Another factor is testing. According to the CDC, one in four do not know they are infected with the virus. Again, there are striking racial differences: One recent study of over 5,700 gay men in selected large cities found that of those that tested positive, 91% of black men 16-29 were unaware of their status, compared to 77% for Hispanics and 60% for whites. Look at the potentially deadly combination here: a man does not believe AIDS will "happen to me"; he does not know his HIV+ status because he is never tested, and spreads the virus to partners of both sexes.
It isn't just tailoring the AIDS message to a new generation. Any prevention strategy faces political, financial, and social challenges, of course. The dollars for minority community initatives were fairly small until 1998, when the Congressional Black Caucus urged President Clinton to declare AIDS a "state of emergency" in 1998 for their community. Some have criticized the black community for mobilizing so late in the crisis, arguing that they looked the other way when the primary sufferers were intravenous drug users and gay/bisexual men. Action came only when the disease then began to affect straight women and more middle/upper class blacks. Congress now spends $245 million to target minority communities. Some argue this still is not enough.
This leads to another point: women. The men who have sex with men also have sex with women — who make up the remaining 30% of the 40,000 annual cases. Three quarters of women receive the virus through heterosexual contact. About 65% of the women are black, while 18% are Hispanic. The number of cases for women overall grew 159% from 1993 to 2000, nearly double the rate for men.
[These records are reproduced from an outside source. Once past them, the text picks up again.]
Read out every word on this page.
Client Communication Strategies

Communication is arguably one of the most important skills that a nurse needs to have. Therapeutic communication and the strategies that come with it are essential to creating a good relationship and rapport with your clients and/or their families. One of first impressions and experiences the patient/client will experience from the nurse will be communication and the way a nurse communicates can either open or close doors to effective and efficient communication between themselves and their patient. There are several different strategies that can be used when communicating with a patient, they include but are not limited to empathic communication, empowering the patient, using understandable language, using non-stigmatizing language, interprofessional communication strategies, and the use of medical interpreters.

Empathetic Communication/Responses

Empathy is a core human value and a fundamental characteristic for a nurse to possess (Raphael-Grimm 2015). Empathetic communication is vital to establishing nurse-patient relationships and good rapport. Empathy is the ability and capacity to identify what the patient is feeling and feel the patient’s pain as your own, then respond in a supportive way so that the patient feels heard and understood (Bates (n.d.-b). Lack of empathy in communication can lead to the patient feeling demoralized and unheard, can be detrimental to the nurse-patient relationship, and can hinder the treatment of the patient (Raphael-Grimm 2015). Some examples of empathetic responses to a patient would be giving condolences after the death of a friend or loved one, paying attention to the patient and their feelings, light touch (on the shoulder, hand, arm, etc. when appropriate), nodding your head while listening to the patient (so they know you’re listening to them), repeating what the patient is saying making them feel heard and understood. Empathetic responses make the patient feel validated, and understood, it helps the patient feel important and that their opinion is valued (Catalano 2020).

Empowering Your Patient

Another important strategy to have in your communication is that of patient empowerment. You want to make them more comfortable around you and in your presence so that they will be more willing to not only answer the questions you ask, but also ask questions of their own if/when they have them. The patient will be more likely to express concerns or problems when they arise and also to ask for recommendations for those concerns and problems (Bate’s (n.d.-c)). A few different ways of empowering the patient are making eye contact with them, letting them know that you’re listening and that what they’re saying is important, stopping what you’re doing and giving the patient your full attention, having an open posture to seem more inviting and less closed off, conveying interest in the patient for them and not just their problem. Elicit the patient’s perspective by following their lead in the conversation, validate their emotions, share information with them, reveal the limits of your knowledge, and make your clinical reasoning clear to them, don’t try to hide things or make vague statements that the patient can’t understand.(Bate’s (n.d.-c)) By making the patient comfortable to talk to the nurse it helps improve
In 1999, for men 35 to 44, HIV was the leading cause of death for black men, the third for Hispanic men, and the fifth for white men. It routinely ranks in the top 6 causes of death for various age brackets of both sexes.
Are we ready to have some frank discussions about our lives and behavior, as we did a decade ago?
Sources: Schreiber, Chris. "Demographic Shift." Nurse Week, March 2000. Kai Wright. "AIDS and Black New Yorkers." Village Voice, June 14, 2000, "First 500,000 Cases." MMWR, November 24, 1995. "A Glance at the New Epidemic." "New CDC Studies Shed Light on Factors Underlying High HIV Infection Rates Among Gay and Bisexual Men." Retrieved July 19, 2002 from http://www.cdc.gov.
1 The communities were Hollywood, FL; Bronx, NY, Portland, OR; Rochester, NY; Seattle, WA, Baltimore MD and Houston, TX. Many came from high risk or disadvantaged areas. Over 40% were African American or Caribbean Black and another 29% were Latino or Hispanic. Almost half lived with two parents. Almost a third had had sexual intercourse at least once.
2 Sexually active is defined as having had intercourse in the three months preceding the survey.
3 Nature reports that "the sample taken from the Bantu man has a viral sequence that lies near the ancestral node of subtypes B and D in the major group, suggesting that these HIV-1 subtypes may stem from a single introduction into Africa soon after 1959. The team notes that given the large genetic differences between HIV-1 and HIV-2, the divergence of these viruses could not have occurred in the late 1940s; that branching point must have come considerably earlier."